The clerk’s station will have a recordable compact disc drive, and all exhibits will be placed on CD. The jury room will have a CD reader, so jurors can easily and quickly view the exhibits.

In addition, the system will include a video system that will allow attorneys to present videotaped testimony or depositions, and even call up and show a witness’ answer to a given question in a deposition in the course of his or her trial testimony, to highlight discrepancies or consistencies.

The courtroom also will have the capability to display a transcript in real time for hearing-impaired jurors or witnesses, and that can be accessed via modem by research attorneys at the teams’ offices.

Being developed by Doar Information Systems of Las Vegas, the new courtrooms are a demonstration project for the firm. Doar is footing the equipment and installation costs, according to court’s executive director for planning, research and consulting services Mary Lou Des Rochers. The firm will charge $500 a day for use of each courtroom system, Des Rochers said, which will be billed to whatever team or teams use them each day.
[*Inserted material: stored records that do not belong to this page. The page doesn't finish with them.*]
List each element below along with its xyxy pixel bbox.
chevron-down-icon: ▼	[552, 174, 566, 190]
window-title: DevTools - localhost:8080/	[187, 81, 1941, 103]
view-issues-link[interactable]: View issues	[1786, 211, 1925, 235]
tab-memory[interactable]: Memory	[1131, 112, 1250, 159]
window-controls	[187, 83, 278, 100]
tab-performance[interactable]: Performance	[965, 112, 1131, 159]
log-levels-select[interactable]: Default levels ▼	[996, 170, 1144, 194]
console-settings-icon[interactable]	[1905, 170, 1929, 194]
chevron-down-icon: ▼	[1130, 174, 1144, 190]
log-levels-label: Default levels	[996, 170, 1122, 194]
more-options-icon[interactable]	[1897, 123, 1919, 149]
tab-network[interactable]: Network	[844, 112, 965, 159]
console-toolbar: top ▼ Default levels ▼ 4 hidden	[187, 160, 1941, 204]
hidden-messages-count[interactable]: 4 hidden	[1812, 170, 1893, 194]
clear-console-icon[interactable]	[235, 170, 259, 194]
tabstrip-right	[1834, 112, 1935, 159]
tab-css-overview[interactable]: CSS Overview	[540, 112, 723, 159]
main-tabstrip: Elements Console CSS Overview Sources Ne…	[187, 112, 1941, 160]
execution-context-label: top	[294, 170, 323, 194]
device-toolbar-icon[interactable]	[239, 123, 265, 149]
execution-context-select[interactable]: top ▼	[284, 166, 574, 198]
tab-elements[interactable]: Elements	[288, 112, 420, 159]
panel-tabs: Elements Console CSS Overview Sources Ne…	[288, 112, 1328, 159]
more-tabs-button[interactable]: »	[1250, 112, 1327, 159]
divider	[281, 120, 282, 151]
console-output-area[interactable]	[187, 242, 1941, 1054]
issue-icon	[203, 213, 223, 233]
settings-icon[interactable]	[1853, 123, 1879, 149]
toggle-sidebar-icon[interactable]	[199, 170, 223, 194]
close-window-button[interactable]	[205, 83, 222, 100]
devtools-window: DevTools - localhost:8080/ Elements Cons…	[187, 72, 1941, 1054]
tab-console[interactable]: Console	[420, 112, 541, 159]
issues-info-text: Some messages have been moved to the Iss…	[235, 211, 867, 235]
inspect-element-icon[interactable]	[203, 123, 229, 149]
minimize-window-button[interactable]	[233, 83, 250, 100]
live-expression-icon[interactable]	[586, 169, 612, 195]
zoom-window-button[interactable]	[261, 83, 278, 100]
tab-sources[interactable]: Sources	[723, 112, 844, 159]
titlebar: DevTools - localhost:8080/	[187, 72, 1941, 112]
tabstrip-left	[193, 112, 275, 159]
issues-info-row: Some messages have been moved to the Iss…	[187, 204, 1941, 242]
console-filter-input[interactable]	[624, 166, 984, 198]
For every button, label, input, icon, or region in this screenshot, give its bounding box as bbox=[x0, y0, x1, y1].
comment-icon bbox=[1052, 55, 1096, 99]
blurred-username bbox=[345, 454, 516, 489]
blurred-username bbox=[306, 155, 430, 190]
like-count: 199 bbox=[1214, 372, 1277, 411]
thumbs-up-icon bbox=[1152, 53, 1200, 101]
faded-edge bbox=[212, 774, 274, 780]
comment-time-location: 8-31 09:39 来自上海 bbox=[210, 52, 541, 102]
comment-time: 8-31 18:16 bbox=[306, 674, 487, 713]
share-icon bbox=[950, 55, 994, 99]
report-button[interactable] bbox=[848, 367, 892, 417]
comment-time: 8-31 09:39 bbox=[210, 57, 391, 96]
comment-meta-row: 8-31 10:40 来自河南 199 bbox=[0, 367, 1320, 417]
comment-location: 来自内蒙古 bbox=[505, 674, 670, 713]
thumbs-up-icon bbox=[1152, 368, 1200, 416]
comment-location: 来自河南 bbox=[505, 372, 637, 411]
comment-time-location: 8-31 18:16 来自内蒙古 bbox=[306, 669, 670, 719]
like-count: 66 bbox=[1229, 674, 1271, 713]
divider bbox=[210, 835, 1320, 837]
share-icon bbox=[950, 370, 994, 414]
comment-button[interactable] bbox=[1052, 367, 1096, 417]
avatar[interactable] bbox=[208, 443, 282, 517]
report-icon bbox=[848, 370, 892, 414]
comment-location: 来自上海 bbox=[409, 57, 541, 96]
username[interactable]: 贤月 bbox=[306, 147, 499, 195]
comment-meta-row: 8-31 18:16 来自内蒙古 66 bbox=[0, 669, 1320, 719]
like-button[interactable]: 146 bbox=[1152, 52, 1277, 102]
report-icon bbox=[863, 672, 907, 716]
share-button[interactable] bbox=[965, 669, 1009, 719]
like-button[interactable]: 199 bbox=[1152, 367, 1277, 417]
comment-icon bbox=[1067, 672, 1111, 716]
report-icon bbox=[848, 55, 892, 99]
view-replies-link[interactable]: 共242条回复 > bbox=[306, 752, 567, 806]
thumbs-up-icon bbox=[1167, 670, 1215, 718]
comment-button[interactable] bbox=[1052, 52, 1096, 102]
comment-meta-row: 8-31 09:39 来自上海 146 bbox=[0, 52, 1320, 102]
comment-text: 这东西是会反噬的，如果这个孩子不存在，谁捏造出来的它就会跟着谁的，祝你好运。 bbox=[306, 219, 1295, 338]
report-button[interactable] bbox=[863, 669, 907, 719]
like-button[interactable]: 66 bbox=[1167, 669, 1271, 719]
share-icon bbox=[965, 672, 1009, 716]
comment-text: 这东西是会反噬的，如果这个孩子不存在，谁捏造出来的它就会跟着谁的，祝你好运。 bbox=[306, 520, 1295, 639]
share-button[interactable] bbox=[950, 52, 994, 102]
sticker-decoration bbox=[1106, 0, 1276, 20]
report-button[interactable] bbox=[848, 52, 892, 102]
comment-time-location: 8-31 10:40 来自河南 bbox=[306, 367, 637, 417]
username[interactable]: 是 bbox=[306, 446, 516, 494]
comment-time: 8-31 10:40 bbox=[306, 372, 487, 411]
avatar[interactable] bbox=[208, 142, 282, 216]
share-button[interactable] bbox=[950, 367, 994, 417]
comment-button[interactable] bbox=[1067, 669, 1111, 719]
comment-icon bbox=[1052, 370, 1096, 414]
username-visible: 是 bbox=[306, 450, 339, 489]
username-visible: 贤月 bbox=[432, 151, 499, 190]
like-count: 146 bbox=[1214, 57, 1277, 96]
“Definitely, equipping courtrooms will be a big help,” said Snell & Wilmer’s O’Hare. “For the past 10 years, people have been having to bring in their own wiring, monitors and other equipment. So, having the basic plumbing in will be good.”

In addition to the new courtrooms, which are slated for move-in by mid-February, the OC court is hoping to bring on line this year a system for the filing of court documents electronically.

Now all court filings must be hard copy, delivered by hand to the court, usually with several copies for distribution to other parties in the case as well as the court. This can mean scores of boxes full of paper in complex cases.

“We’ve had trials where the facilities people were concerned about the load on the floor from the weight of all the boxes the attorneys brought in,” McDonald said.

The electronic system will allow for filing via modem, with the capability of hot linking from citations to other filings in the case or to case law. A pilot system is expected to be up and running in the family-law section in a few weeks. But the needs of the complex-litigation section are more, well, complex, and that system won’t be up until the end of this year, McDonald said.

In all of the changes, McDonald said, “we want to make things as smooth and efficient as possible and at the same time keep the courtroom clean.”

“To have a chance to do this, to design a courtroom for the future, it’s really wonderful,” McDonald said.